NON LASCIARMI (Numaparasi)

NON LASCIARMI

L'amore è un usuraio di sentimenti, è uno strozzino, guai a cadere nelle sue grinfie. È una sanguisuga che ti spinge a vaneggiare la felicità sotto un treno in corsa. Ma è anche un miraggio che ti spinge a sognarlo quando non l'hai. E allora l'amore diventa una sirena che ammalia, un kraken che trascina nei suoi abissi accarezzando e ghermendo le vittime con i suoi lunghi tentacoli: la gelosia, il desiderio, la mancanza, la ripicca, la dipendenza emotiva.
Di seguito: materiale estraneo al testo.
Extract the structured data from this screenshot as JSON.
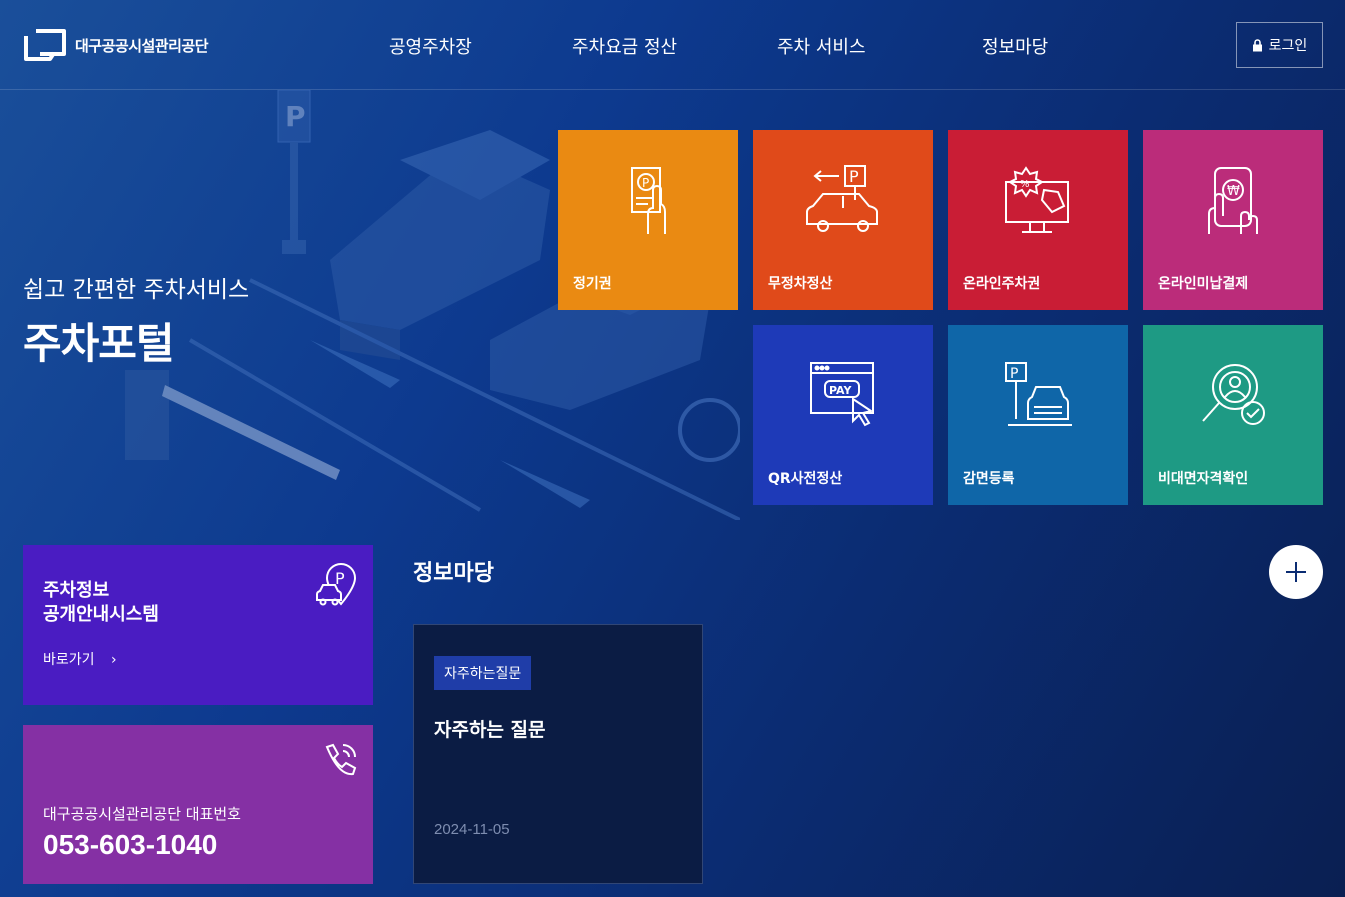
{
  "header": {
    "logo_text": "대구공공시설관리공단",
    "nav": [
      "공영주차장",
      "주차요금 정산",
      "주차 서비스",
      "정보마당"
    ],
    "login_label": "로그인"
  },
  "hero": {
    "subtitle": "쉽고 간편한 주차서비스",
    "title": "주차포털"
  },
  "tiles": [
    {
      "label": "정기권",
      "color": "#ea8a12",
      "icon": "parking-pass-icon"
    },
    {
      "label": "무정차정산",
      "color": "#e04a1a",
      "icon": "car-parking-icon"
    },
    {
      "label": "온라인주차권",
      "color": "#c91d35",
      "icon": "discount-monitor-icon"
    },
    {
      "label": "온라인미납결제",
      "color": "#bb2c7a",
      "icon": "mobile-pay-icon"
    },
    {
      "label": "QR사전정산",
      "color": "#1e3ab8",
      "icon": "pay-window-icon"
    },
    {
      "label": "감면등록",
      "color": "#0f66a8",
      "icon": "parked-car-icon"
    },
    {
      "label": "비대면자격확인",
      "color": "#1e9a84",
      "icon": "identity-check-icon"
    }
  ],
  "parking_card": {
    "title_line1": "주차정보",
    "title_line2": "공개안내시스템",
    "link_label": "바로가기"
  },
  "phone_card": {
    "label": "대구공공시설관리공단 대표번호",
    "number": "053-603-1040"
  },
  "info": {
    "title": "정보마당",
    "faq_badge": "자주하는질문",
    "faq_title": "자주하는 질문",
    "faq_date": "2024-11-05"
  }
}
Il romanzo è il seguito di "LA CONOSCENZA DI SOFIA

 

ROMANZO TERZO CLASSIFICATO A R come ROMANCE

Leggi il primo capitolo

1
Sofia tornò a guardare il gocciolamento della flebo, la sacca trasparente di liquido fisiologico, il tubicino che prima di terminare nell’ago cavo infilato nella sua vena sul dorso della mano sinistra si stringeva, prima in una specie di morsetto, poi in un connettore finale.
Di nuovo il deflussore, una goccia alla volta; ne ascoltò il rumore “tic, tic, tic, tic”, cadenzato e rassicurante come un vecchio orologio di sua nonna.
E la macchia di sangue scuro coagulato sotto al cerotto appiccicato al braccio, meno rassicurante.
Poi riguardò la sala d’attesa, il distributore di bevande, il tavolino di vetro con sopra tanti opuscoli sul cuore, tanti cuori rossi su quei dépliant, la sua amica Chicca sorridente che faceva “Ciao”, un attaccapanni nell’angolo, due sconosciuti con i cellulari in mano, il faccione in primo piano di Gianguido che sbocciava un mezzo sorriso.
Ancora i due sconosciuti, velocemente, ancora la Chicca che mandava un bacio, una donna al distributore che aspettava la bevanda, il ronzio della bevanda in preparazione e infine Brenno, il Lupo, in disparte, serio, in piedi contro il muro, lo sguardo in basso.
Un secondo su Brenno e niente più.
Sofia riaprì il primo filmato, quello della flebo. Lo riguardò velocemente, lo chiuse. Aprì di nuovo quello della sala d’attesa, che le aveva mandato Gianguido sul cellulare.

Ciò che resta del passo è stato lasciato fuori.